October 11, 2013 § Leave a comment
This recipe is adapted from Banana-Pecan Pancakes in Paleo Indulgences by Tammy Credicott. Tammy’s recipe looks delicious, but I’m not a fan of nuts in pancakes, so I changed the proportions a bit to leave out the pecans.
Makes 2 servings
1 very ripe banana
1/4 teaspoon baking soda
1 teaspoon vanilla extract
1/4 cup coconut flour
In a medium bowl with a pour spout, mash the banana well. Sprinkle the baking soda over the banana and mix them together.
Add the eggs and vanilla to the banana and mix well. Now it’s time to get out the whisk. Add the coconut flour and whisk the batter until no coconut flour lumps remain. If the batter is too thick, slowly whisk in water until it reaches the desired consistency.

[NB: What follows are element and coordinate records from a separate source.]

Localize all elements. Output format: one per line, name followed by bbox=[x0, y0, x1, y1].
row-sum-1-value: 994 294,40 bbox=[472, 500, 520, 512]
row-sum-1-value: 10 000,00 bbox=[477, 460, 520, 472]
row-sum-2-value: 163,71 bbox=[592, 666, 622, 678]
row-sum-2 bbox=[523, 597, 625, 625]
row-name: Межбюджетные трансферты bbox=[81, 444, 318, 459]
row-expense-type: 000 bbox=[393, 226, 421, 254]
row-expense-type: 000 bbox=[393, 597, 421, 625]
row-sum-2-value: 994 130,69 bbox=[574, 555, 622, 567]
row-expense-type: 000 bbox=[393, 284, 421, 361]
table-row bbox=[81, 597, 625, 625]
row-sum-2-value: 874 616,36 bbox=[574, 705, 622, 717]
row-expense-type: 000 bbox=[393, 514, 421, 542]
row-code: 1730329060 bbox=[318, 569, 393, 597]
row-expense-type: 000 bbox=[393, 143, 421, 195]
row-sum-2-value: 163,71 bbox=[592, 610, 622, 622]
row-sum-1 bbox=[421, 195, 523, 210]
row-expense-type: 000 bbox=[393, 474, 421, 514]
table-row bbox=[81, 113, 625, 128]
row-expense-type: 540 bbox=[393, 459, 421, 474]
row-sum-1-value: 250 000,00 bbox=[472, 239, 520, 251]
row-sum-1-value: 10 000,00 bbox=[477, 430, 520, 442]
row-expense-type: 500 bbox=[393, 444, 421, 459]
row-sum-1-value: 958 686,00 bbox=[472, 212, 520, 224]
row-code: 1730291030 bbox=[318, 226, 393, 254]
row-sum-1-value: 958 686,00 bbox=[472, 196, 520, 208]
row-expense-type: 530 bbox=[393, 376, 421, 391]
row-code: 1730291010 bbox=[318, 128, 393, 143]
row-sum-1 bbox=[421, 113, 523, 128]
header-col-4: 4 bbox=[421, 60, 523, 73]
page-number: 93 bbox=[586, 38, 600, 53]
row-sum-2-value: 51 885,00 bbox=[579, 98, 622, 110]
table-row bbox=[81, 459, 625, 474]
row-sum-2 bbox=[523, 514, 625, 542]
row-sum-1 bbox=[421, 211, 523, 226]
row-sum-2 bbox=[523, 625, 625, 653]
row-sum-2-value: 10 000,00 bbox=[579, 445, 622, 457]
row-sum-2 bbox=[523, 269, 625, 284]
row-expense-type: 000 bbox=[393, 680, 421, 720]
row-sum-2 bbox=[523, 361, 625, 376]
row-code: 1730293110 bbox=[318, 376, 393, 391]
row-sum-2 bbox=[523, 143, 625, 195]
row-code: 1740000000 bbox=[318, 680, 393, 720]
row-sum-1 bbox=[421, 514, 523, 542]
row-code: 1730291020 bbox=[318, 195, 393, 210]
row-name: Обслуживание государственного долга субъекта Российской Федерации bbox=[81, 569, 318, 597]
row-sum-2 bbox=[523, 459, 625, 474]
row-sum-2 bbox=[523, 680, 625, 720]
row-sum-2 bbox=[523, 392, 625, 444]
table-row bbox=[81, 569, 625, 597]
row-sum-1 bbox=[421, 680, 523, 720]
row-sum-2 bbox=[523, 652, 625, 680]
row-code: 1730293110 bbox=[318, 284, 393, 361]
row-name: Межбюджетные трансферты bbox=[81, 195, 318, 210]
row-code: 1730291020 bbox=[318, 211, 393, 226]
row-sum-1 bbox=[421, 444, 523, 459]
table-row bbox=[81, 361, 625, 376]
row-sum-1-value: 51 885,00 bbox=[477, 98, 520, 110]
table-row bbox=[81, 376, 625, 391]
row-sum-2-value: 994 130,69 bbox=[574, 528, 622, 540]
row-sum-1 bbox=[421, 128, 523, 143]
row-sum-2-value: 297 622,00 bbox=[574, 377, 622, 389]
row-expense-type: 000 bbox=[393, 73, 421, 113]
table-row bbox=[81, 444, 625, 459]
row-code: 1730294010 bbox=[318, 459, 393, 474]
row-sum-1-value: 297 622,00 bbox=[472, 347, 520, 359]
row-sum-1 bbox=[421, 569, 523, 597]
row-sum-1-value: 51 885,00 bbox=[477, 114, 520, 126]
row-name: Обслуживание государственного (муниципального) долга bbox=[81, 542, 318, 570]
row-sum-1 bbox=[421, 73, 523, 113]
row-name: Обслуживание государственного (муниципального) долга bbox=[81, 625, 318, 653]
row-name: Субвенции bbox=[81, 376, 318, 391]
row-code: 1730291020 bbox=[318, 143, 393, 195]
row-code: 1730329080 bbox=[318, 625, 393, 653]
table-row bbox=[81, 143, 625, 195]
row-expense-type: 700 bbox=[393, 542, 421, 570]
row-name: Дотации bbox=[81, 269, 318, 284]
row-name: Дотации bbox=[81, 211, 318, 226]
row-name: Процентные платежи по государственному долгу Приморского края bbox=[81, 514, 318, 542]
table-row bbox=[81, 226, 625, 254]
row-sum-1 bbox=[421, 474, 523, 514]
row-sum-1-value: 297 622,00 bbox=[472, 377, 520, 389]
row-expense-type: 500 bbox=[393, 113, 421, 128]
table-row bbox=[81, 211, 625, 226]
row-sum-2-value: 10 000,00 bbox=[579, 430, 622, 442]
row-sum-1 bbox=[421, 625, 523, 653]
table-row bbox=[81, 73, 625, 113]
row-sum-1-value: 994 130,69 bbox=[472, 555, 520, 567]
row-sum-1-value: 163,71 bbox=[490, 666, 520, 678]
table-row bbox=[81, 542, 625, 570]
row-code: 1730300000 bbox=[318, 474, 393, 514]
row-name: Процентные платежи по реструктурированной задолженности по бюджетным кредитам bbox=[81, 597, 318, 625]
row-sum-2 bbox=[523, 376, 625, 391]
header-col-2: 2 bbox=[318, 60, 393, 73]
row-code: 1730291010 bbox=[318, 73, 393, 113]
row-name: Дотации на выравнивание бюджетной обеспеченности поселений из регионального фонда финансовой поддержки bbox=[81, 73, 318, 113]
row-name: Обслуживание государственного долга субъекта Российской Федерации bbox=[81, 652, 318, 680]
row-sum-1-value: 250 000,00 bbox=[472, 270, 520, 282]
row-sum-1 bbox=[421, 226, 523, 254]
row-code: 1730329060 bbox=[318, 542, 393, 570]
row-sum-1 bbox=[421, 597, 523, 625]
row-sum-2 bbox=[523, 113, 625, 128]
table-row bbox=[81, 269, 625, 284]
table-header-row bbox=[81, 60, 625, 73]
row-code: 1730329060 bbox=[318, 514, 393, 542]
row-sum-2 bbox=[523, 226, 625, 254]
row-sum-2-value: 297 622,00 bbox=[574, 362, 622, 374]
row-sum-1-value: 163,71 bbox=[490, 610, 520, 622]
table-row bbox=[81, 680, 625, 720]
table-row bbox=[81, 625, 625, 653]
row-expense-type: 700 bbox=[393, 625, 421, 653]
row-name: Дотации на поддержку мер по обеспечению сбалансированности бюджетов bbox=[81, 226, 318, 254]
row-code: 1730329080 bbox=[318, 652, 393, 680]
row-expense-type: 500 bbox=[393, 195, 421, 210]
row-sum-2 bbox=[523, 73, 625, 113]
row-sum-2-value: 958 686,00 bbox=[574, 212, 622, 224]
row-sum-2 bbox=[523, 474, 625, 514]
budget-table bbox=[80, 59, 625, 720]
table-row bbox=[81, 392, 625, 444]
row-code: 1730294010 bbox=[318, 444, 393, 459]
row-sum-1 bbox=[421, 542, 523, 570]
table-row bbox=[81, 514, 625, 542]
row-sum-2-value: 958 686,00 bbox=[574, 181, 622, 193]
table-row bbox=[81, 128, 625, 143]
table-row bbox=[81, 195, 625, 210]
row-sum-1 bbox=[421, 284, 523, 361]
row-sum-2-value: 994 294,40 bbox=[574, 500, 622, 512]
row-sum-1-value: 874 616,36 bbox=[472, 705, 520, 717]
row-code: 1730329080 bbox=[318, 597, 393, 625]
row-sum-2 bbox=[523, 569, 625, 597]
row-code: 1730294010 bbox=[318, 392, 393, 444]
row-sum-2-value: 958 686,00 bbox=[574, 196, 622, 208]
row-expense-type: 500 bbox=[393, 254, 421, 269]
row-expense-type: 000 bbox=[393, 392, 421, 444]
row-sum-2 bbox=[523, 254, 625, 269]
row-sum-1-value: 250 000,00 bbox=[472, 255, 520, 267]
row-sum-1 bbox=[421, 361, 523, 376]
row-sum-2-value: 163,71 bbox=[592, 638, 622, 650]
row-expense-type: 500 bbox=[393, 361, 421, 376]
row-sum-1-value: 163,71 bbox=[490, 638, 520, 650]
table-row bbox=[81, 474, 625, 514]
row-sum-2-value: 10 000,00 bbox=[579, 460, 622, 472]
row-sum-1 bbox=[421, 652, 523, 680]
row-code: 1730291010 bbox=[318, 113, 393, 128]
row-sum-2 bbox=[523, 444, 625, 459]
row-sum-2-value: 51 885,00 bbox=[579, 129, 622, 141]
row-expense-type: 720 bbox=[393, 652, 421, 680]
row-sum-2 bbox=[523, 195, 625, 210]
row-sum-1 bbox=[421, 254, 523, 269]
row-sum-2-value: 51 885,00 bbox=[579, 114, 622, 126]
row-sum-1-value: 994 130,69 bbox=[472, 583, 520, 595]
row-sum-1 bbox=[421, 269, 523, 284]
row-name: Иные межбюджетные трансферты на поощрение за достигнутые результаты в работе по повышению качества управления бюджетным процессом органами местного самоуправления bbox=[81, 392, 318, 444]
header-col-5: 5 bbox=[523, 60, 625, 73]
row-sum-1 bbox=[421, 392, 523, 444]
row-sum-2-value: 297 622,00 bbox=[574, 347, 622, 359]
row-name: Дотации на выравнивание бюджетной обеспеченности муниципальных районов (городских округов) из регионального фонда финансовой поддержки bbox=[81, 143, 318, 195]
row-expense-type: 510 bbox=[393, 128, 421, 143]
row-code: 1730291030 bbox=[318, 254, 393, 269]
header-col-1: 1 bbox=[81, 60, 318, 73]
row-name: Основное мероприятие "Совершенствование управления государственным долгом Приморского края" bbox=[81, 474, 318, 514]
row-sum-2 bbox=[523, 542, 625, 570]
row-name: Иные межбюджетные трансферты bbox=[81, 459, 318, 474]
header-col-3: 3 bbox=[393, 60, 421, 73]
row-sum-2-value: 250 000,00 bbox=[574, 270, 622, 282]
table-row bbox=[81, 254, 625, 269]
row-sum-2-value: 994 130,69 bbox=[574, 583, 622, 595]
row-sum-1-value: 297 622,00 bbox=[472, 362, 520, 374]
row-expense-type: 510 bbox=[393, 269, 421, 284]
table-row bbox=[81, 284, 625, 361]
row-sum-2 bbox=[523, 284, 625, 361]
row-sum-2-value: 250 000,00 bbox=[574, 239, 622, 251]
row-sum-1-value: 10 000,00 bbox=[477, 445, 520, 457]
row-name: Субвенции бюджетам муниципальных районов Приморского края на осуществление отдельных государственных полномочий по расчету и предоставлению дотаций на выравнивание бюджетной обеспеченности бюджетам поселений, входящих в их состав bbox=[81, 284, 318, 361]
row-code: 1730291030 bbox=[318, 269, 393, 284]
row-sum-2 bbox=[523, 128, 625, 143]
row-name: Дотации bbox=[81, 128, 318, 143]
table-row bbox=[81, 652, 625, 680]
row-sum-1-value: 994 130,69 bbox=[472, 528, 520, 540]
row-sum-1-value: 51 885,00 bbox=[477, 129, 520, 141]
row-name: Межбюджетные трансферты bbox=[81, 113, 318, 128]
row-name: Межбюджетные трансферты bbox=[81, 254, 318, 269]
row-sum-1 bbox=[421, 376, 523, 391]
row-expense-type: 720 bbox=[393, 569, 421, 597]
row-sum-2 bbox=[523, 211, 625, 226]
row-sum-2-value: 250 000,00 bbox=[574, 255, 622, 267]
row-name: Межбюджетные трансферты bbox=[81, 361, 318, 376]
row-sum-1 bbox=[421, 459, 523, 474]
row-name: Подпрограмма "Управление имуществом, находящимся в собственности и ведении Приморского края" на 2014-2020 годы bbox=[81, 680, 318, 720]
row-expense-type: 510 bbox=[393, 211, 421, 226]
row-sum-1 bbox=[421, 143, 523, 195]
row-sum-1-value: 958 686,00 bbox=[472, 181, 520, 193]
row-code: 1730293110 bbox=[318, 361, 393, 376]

In a non-stick skillet preheated to medium, drop 1/2 teaspoon of coconut oil. Pour a small amount of batter into the oil to create pancakes. This batter does not bubble up and hold together the way most pancake batters do, so it’s a lot easier to handle if the pancakes are small. Once the first side is browned, flip pancakes over to cook the other side, then remove to a plate.
These are fabulous with cinnamon, but I don’t like adding it to the batter because it makes the pancakes look burned, which makes it difficult to judge whether they’re done. Instead, I like to make cinnamon butter to dip the pancakes in. For this melt 2 tablespoons of butter, stir in 1/2 teaspoon of cinnamon, and add sweetener to taste.
Low carb: use splenda to sweeten the butter.
Paleo: use grade B maple syrup to sweeten the butter (ghee).